El coeficiente de la población que pone reseñas debería ser tema de estudio sociológico. La democratización de la opinión nos polariza en servicios de una y de cinco estrellas, porque o amamos u odiamos.

¿Quién pondría una reseña mediocre de un sitio mediocre? Fuera a parte de la compra de valoraciones, la mayor parte de las que ahí pacen son un auténtico escáner de la sociedad pusilánime y rastrera en la que se ha convertido España.

Las buenas son concisas, de una línea si me apuras, destacando la profesionalidad o el servicio con adjetivos de parvulario y que lo mismo describen una perfumería, un taller mecánico o a El Corte Inglés, sin embargo, ay las malas. Para las reseñas de una estrella el opinador tocado por la varita de la democracia se arremanga y se emplea, comenzando su argumento extrañando menos estrellas: “le doy una estrella porque no le puedo dar menos”. El español medio saca toda su artillería para rascar una noche de hotel gratis o el abono de un plato que no estaba a su gusto.
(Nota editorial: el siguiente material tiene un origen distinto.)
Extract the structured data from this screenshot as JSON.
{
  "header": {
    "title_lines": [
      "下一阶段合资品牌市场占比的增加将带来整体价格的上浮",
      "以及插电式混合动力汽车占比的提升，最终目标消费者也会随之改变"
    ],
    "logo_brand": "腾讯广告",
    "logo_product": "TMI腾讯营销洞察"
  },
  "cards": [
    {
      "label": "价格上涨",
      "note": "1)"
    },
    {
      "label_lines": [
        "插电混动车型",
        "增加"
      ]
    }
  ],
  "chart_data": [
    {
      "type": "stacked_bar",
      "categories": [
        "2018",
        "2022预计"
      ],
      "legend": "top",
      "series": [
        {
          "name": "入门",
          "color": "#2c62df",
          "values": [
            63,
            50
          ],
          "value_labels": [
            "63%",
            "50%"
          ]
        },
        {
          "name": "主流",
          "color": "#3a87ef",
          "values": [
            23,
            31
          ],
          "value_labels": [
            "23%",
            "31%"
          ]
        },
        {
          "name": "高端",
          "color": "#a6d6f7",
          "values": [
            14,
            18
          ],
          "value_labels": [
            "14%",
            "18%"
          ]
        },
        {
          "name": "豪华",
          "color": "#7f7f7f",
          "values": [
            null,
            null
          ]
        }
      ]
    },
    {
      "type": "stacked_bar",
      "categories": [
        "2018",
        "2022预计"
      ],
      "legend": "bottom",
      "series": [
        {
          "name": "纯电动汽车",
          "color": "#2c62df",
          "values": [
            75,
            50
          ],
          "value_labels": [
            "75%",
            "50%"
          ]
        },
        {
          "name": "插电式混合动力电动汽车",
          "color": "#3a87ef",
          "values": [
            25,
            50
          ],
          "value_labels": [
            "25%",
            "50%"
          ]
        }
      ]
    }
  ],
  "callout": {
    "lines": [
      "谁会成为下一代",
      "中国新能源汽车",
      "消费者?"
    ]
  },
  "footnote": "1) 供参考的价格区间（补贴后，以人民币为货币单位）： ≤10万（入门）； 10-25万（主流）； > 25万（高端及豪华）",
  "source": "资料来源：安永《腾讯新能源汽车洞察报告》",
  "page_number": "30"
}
El cretino sin criterio desempolva el diccionario y se ensaña hasta quedarse sin caracteres. Te habla sobre los precios de la corvina, minutas de notario y pastillas de freno. Trata de autorizar su valoración o resalta algún aspecto positivo intrascendente en el servicio para reforzar su opinión de mierda. Te cargas un negocio entero porque tardaron en traerte la cuenta. El negocio no puede responder con sinceridad porque el cliente siempre tiene la razón y cuando el opinador se convierte en buscador, las que cuentan son las reseñas malas. “Es que ayuda a mejorar y a que se pongan las pilas, también premian a quienes no las tiene malas”, son los argumentos de dictadorcillo escolar, de chivato de encerado que apuntaba a quien hablaba mientras la seño iba a por tizas a la clase de al lado. Ni las buenas ni las malas ayudan. El refuerzo positivo de Paulov y el escarnio de Carlos Boyero son negativos para que la sociedad cumpla la mayoría de edad.

Democratizar los pareceres es otro mal de nuestro tiempo. Uno de tantos. Desclasar el juicio profesional y tirarlo como un pañuelo usado solo podría alegrar a quien arde en deseos de tener un criterio y solo tiene una opinión. Ese es el mal de las opiniones, que son como los culos: todos tenemos uno.